Sunday, September 18, 2005

It's been just about two years since I moved here. And I'm coming up on a year at living in my current apartment with two roommates -- the adorable kitty and Cupcake. And in some ways, it seems like just yesterday that I arrived here from Wisconsin, slightly terrified but ready to start working full-time as a librarian. And yet, I have a hard time remembering what it was like those first few months. I remember work being very boring and being tired all the time. But I try to remember what I did when I wasn't working and it's hard. I didn't start getting uber-involved with my church until Spring '04 when I joined handbell choir, and I didn't even really get involved with confirmation and young adult stuff until last fall. And now it's just such a part of my life...

But honestly, I can't believe it's been two years. Parts of my memories of grad school seem so far away. I used to be able to remember street names and directions and how to get around in Milwaukee, and it is becoming more faint. Plus things are changing there and I don't know about it...

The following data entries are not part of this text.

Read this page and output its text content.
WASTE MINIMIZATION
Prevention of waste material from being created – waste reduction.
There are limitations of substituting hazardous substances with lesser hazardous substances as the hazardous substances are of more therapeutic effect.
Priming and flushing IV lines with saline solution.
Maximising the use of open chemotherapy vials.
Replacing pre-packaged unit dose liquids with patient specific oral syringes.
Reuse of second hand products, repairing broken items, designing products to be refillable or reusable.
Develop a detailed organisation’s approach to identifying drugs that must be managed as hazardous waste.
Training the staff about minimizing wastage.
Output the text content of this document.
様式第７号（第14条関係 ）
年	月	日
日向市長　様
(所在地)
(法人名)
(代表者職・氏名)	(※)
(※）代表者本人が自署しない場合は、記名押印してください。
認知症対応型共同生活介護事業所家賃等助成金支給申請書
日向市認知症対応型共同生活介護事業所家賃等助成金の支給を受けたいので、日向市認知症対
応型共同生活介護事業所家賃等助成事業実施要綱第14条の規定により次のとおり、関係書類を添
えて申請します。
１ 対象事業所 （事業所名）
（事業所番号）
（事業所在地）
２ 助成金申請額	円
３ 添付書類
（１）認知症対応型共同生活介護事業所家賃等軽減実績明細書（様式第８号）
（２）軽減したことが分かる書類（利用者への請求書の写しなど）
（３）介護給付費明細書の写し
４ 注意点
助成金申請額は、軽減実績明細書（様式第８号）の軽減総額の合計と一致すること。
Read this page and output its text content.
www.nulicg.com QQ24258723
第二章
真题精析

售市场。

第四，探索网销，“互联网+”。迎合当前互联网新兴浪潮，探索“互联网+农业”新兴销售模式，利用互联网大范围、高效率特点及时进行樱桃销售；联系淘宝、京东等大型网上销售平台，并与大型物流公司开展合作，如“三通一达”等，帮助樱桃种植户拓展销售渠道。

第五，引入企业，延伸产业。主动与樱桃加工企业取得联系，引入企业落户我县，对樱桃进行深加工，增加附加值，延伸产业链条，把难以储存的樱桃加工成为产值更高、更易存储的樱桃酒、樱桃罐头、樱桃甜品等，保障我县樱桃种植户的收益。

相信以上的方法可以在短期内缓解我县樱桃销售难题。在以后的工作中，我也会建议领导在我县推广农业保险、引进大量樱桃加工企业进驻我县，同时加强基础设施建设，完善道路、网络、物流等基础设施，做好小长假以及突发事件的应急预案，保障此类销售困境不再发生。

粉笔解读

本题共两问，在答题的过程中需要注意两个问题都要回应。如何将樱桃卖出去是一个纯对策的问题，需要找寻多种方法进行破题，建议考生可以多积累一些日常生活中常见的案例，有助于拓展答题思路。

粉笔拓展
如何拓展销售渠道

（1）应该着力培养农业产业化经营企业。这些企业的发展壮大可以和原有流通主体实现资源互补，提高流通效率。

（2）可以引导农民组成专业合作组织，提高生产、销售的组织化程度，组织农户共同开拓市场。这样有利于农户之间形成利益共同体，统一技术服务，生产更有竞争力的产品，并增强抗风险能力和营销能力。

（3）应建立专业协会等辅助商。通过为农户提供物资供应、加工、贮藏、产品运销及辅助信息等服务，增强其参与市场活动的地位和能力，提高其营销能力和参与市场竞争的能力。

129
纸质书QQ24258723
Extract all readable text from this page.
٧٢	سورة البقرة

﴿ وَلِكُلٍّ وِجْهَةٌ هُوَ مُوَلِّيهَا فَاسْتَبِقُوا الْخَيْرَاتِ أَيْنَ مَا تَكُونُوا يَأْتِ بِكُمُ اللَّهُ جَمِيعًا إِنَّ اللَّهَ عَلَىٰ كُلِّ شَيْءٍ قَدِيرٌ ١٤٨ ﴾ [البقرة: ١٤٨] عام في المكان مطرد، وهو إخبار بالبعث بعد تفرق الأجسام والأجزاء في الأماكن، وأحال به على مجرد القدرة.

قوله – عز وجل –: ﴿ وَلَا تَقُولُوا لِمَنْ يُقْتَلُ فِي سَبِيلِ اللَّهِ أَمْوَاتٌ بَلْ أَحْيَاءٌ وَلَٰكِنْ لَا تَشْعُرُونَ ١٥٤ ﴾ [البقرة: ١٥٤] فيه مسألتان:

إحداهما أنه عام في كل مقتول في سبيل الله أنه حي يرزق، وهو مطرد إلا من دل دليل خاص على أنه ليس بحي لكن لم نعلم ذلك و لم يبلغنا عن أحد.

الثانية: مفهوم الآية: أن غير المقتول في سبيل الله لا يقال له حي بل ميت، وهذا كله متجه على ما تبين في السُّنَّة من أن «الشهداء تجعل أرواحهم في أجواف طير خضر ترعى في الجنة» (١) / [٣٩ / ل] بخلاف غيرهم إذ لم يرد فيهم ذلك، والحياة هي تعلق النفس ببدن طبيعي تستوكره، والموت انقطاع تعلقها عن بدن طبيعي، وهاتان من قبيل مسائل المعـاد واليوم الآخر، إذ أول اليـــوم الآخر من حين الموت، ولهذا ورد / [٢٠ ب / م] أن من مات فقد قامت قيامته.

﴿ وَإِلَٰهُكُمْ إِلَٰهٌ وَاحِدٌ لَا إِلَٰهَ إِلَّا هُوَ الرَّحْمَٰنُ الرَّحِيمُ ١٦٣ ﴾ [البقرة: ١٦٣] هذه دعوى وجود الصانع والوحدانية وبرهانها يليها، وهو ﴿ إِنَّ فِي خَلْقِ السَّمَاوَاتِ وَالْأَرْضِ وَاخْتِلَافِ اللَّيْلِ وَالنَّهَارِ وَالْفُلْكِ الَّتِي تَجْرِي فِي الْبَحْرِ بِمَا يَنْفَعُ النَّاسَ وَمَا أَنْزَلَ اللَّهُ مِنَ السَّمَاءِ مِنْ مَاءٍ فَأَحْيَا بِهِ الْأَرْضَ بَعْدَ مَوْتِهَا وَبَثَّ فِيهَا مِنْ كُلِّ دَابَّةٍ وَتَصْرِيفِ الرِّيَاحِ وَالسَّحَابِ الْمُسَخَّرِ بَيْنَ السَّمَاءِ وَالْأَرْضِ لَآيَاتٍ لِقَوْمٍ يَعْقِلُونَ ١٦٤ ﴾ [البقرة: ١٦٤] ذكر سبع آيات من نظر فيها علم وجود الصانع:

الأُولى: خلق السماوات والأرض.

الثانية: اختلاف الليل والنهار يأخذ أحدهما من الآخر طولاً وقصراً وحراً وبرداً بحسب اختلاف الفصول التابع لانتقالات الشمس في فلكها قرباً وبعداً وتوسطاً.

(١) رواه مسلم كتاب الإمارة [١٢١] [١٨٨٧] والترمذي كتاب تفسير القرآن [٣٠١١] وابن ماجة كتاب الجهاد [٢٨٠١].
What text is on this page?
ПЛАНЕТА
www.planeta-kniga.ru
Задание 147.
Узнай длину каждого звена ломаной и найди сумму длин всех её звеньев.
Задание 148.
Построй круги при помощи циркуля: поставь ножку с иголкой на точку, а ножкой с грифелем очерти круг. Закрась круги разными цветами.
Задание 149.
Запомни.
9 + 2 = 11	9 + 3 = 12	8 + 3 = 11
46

I still think about moving back at some point. It's hard not to, but in some ways, I have more connections here than I do back in the midwest. Of course there is my family, but other than them, many of my college friends have moved else where or aren't really settled. And I have a good connection of friends here in Maryland... When I think of starting over again, probably in Chicago or maybe the Twin Cities, I think of how difficult it would be to find something similar to what I have here -- friends at work and friends at church. People I can do things with who are in similar life circumstances. And it might not be as hard as I think it might be. But then I think, what if this only happens once? What if this is where I am supposed to be? But I feel like you have to question something if it is easy -- I mean, should there really be more struggle? Or should I just be thankful that it has been easier than I expected?

So many questions and I won't ever get answers to them until I have to move on. And who knows? I might not move on for a long time, or circumstances will have changed or something. I will never be able to have the exact move that I made to Maryland again. And I guess I have to try to remember that.